@ShahidNShah
In a care setting, it is often seen that innovations are quickly diffused and adopted in specific units, but a widespread adoption has always been a challenge. It thus becomes imperative to select a leadership style that supports innovation. An article from the SAGE journal discusses about ‘Distributed leadership’ and the ‘Hierarchical leadership’ style.
For a successful adoption of innovation, it is the former than the latter that is essential. When it comes to health innovation implementation there are three major players , ‘Specialist Practitioners/Consultants’, ‘Allied Care Staff’ and the ‘Managerial’ teams. If a group lacks experience and needs guidance the ‘Hierarchical’ structure works, but when it comes healthcare, it’s more about expertise and knowledge that matters and hence practitioners tend to be the most influential leaders in this case. It is thus important in healthcare to adopt a ‘Shared’ or ‘Distributed’ style of leadership.
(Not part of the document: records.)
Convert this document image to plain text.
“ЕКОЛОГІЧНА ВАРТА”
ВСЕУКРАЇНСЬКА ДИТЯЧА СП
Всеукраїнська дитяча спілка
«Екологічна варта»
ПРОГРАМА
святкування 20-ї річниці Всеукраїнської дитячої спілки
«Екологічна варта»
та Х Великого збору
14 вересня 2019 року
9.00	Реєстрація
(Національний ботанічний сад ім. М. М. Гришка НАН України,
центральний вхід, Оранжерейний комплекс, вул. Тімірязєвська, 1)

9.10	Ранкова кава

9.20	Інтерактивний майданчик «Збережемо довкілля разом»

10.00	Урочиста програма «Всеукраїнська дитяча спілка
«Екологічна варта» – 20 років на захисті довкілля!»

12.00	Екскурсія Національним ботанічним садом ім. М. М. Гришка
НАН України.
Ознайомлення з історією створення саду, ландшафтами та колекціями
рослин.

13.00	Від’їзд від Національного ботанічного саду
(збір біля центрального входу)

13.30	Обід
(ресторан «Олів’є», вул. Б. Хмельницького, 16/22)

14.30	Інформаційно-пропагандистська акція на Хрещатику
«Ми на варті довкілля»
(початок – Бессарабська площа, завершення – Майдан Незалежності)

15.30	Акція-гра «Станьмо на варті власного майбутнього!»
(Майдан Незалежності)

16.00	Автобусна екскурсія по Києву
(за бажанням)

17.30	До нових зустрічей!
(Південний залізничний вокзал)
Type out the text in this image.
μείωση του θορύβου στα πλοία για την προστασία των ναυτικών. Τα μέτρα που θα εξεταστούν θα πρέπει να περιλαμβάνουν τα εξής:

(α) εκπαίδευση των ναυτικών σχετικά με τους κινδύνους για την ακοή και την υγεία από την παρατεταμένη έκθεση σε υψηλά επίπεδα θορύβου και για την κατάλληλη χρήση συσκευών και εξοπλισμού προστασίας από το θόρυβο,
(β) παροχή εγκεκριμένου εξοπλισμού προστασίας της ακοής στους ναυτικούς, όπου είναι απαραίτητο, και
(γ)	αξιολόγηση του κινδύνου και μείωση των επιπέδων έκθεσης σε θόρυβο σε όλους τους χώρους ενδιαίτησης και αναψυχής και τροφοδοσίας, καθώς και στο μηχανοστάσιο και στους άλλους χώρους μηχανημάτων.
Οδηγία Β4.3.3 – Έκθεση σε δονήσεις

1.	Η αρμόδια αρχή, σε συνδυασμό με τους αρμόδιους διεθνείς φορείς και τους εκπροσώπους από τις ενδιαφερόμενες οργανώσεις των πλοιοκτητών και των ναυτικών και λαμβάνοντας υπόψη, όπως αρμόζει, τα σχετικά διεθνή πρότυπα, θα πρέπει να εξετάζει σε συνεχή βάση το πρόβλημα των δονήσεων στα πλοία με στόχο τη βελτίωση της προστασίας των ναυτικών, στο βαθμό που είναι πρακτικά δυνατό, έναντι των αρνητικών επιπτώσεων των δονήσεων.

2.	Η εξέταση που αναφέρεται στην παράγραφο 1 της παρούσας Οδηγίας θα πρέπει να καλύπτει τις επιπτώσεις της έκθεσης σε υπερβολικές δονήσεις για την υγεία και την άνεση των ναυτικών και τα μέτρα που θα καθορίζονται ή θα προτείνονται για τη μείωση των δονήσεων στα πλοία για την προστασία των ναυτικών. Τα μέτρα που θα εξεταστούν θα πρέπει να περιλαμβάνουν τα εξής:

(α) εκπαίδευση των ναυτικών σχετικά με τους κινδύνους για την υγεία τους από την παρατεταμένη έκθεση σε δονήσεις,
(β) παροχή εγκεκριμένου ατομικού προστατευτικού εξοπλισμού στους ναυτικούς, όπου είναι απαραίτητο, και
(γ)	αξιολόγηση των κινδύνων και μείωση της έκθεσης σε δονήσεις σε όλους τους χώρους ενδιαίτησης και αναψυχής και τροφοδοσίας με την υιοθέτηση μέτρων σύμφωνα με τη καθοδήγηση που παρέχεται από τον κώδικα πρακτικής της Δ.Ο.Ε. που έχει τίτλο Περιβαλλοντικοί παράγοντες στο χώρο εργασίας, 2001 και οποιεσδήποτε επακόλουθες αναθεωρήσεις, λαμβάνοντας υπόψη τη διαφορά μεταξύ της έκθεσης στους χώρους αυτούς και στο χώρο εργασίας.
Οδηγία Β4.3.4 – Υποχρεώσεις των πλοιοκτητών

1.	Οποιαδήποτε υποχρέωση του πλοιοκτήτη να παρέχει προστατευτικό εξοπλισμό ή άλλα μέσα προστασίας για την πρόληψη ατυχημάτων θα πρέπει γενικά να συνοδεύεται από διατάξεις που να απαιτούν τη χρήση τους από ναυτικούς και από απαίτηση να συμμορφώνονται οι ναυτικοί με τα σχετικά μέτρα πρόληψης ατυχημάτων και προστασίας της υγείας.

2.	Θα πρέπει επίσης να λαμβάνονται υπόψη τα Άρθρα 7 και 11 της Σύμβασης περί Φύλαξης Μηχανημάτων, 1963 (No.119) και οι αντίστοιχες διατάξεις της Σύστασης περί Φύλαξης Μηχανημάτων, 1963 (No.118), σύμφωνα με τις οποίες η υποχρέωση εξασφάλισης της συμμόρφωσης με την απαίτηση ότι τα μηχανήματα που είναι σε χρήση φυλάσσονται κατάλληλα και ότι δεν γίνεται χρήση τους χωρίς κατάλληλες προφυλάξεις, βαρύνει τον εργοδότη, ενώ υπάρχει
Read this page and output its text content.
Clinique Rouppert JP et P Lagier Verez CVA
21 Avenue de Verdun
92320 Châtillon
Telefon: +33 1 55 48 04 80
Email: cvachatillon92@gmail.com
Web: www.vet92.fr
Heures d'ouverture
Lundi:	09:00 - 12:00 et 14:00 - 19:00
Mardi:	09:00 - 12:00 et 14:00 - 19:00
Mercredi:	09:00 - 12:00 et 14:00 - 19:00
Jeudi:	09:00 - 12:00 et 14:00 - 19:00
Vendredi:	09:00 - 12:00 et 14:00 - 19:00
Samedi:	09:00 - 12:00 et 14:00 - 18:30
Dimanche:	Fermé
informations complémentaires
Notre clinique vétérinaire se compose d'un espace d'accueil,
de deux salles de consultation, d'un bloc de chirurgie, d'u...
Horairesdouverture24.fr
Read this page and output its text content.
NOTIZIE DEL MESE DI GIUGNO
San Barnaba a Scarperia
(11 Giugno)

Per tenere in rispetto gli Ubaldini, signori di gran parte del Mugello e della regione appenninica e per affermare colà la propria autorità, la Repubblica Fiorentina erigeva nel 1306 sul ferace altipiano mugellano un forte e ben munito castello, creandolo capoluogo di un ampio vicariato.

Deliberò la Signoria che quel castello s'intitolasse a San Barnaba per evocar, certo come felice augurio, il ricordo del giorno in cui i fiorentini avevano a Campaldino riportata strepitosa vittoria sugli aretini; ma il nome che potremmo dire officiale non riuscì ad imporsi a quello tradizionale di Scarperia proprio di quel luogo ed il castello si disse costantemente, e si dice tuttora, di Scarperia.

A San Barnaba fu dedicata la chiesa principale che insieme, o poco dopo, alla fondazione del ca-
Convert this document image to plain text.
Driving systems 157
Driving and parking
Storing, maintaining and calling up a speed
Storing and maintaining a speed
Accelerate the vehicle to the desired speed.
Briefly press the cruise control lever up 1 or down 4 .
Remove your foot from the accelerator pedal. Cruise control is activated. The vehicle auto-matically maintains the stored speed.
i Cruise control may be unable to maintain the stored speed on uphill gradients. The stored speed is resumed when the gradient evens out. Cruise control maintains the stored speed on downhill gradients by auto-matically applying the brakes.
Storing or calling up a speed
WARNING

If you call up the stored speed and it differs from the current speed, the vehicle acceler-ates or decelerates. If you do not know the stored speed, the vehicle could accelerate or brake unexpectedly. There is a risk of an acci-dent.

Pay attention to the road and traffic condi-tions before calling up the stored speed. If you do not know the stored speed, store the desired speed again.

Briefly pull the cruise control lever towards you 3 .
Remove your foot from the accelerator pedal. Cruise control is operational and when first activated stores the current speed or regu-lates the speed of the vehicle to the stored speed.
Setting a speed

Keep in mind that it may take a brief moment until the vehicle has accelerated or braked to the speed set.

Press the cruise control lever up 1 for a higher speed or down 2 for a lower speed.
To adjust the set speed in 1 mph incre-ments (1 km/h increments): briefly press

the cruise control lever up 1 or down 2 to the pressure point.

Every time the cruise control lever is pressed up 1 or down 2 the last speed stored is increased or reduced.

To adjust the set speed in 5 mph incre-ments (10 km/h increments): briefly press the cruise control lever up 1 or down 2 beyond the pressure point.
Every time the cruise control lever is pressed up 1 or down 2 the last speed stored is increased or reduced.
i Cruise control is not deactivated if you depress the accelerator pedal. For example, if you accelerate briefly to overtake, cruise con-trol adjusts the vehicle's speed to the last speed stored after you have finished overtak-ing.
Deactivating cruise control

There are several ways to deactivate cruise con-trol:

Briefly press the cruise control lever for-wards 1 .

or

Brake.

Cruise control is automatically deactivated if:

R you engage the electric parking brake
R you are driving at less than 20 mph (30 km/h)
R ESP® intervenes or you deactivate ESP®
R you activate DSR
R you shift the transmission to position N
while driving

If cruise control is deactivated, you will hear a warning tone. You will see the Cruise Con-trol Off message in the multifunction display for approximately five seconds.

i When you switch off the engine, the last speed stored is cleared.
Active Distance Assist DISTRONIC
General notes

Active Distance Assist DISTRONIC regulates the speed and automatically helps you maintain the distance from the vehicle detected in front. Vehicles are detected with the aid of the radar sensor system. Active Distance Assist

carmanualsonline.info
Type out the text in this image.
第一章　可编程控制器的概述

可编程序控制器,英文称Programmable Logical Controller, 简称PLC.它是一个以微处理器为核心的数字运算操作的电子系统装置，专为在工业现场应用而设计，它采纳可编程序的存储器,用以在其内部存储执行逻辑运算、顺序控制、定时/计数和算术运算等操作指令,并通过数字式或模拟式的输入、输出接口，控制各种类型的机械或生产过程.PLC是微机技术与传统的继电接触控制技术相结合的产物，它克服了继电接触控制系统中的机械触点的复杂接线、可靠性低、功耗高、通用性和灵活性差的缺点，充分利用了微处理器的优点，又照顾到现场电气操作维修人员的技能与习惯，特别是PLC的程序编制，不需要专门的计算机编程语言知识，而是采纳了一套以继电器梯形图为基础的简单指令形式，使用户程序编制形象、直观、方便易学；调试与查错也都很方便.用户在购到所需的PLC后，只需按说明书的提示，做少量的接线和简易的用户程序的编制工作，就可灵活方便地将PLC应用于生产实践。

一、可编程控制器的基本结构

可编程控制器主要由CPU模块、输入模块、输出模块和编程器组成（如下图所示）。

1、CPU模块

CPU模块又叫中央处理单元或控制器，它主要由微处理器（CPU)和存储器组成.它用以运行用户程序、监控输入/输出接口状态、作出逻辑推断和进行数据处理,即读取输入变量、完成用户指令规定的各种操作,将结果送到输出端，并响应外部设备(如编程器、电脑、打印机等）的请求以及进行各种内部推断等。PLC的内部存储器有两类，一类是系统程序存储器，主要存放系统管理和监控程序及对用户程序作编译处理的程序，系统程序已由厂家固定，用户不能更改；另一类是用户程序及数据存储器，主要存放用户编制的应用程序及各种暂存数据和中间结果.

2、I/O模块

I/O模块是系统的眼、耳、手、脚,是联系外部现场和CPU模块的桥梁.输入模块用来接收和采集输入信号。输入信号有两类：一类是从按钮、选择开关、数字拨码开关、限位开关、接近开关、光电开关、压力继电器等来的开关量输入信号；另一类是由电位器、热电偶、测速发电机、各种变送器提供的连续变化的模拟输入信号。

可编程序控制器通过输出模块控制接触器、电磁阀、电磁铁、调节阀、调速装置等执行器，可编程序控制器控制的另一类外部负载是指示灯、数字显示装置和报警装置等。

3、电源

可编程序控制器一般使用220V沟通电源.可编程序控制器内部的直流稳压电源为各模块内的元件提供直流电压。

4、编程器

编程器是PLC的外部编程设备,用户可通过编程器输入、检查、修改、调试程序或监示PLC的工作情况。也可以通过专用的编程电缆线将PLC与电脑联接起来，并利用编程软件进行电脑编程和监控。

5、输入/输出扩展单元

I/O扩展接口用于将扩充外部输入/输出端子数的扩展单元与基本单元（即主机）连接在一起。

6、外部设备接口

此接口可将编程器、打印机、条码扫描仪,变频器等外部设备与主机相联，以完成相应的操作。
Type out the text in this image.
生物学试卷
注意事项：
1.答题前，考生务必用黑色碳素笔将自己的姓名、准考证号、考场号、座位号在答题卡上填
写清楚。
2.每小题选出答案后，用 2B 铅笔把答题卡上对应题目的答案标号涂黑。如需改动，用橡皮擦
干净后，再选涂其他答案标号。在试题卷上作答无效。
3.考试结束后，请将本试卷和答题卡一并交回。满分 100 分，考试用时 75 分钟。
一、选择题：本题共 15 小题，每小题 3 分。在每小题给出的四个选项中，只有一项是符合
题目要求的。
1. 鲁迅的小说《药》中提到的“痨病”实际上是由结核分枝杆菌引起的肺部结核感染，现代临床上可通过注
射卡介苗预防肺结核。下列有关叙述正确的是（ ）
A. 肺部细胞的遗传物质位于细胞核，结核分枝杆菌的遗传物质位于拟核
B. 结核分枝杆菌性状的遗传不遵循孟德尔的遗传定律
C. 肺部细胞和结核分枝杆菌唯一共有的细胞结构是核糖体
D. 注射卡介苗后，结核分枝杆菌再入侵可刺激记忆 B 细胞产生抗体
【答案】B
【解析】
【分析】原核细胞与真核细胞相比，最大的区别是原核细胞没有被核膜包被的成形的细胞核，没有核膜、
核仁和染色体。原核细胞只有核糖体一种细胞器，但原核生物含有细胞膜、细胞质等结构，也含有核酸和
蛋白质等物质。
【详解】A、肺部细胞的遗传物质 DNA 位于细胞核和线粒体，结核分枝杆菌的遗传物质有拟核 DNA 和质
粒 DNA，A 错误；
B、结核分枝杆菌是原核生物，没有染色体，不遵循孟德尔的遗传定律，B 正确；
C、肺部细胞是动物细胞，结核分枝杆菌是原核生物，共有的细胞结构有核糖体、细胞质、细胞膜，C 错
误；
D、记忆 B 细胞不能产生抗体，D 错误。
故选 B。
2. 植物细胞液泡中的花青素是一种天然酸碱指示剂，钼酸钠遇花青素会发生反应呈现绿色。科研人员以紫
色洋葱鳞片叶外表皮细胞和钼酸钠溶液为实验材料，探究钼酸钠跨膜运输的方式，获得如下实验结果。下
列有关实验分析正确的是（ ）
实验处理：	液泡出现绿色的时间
The Shared leadership involves interactions among all levels of leaders (doctors, nurses, managers etc.) that have a role to play in influencing the diffusion and adoption of an innovation at the facility to ultimately get their jobs done. In ‘Hierarchical leadership’, managers are often given an outsized role than practitioners and other stakeholders. This is not bad and this is how it is represented as per Charlie Munger’s ‘Authority- Misinfluence Tendency’. There are cases in the top-down approach, people blindly follow their leader’s vision and may turn up successful. To the flip side if the leadership is poor, with a weak mission and mission and if a leader makes blunders in communicating it to their people, things may end up worse off.